As a country known as a melting pot, Americans bring a diversity to the stovetop and to the kitchen table. Many home brewers of chili constantly experiment with their recipes, tweaking their tamales and fine-tuning their favorite spices.

Sometimes, like in the case of Paula Rahn of Traverse City, the result is an instant family favorite. Take for example the Kahlua chili created by her father's continual tinkering with the family dinner.

"It was his best creation by far," said Rahn, who remembers the recipe consisting of a "ton" of Kahlua with some venison thrown in for good measure.

Other times, chili can be taken to the extreme edge of digestibility. For chili aficionado John Puetz of Garfield Township, his strangest trip into the dark bean world of chili was at an Arizona restaurant where he consumed rattlesnake chili. "Little chewy," recalled Puetz, a self-professed user of the motorcycle-grip shovel technique of spooning up chili.

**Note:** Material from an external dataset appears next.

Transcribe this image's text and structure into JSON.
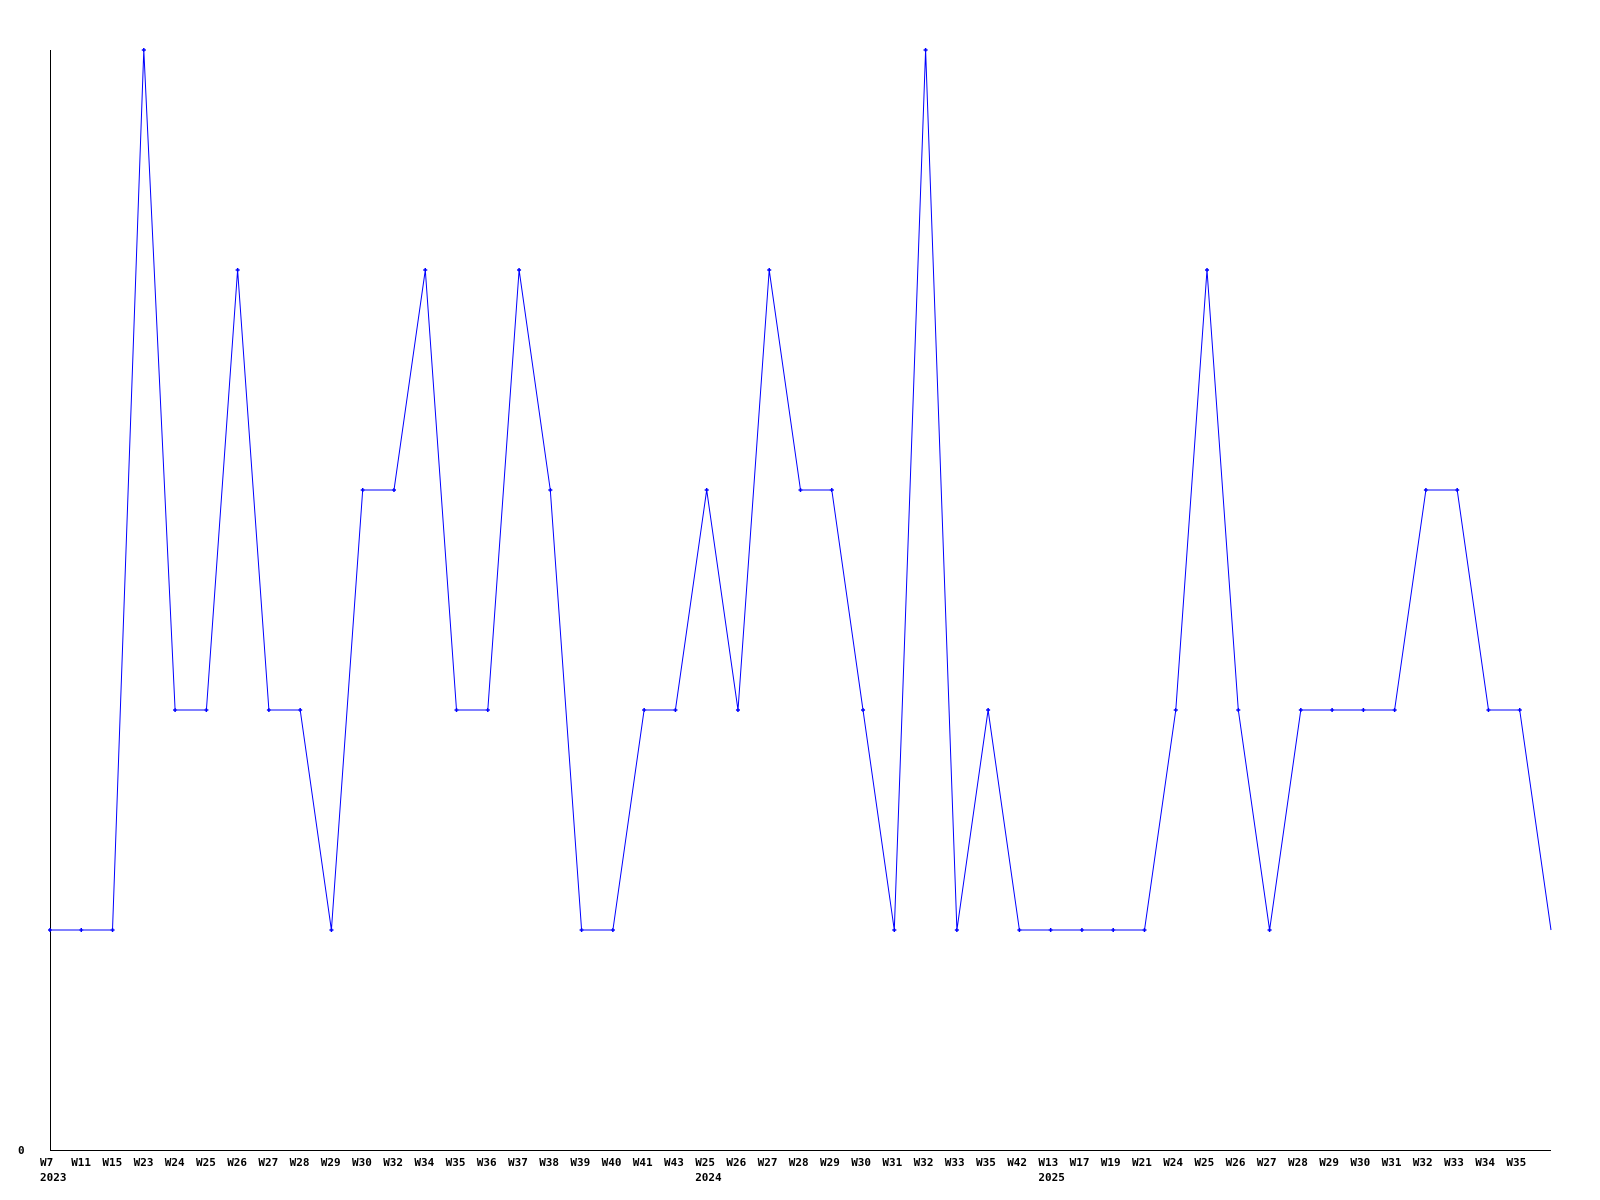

For Ric Dittrich, a chef with Pepper's Tavern and Grille in Traverse City, rattlesnake would seem mild. Several years ago while visiting Texas, Dittrich plunged his spoon into a bowl of baby lion with habanera peppers chili. He didn't ask for seconds.

"You don't see those exotic chili culinary salons anymore serving lion and elephant," said Dittrich, who served up tamer dishes of shrimp and scallop chili and smoked chicken chili at the cook-off. "That kind of came and went with the end of the '80s."

Not that Dittrich is afraid to experiment when it comes to chili. In fact, one creation he had a hand in caused a real out-of-body experience.

"While I was down in Florida several chef friends added some wild mushrooms to a white bean chili. It was a complete out-of-body experience," Dittrich said, adding, "It's not often that someone calls and says, 'Hey, we're making chili tonight so bring your sleeping bag because you're staying over.'"

While not everyone may take their passion for chili to such heights, professional chefs and kitchen counter cooks alike appreciate the accolades of a batch well done.

For Cathie's owner King, a good belch can be regarded as a compliment, as are watery eyes and losing one's voice. Others, like home brewer Puetz, a loosening of the belt and unbuttoning of the pants is testimony to his gastronomy.

For Dittrich, getting people to simply try the unexpected and enjoy it goes beyond any chili cook-off award. After all, as he sees it, eating the right chili is close to a religious experience

"Anyone can cook a bunch of red bean chili, but when you give people the unexpected and they like it, even if they thought they wouldn't, you've made a convert."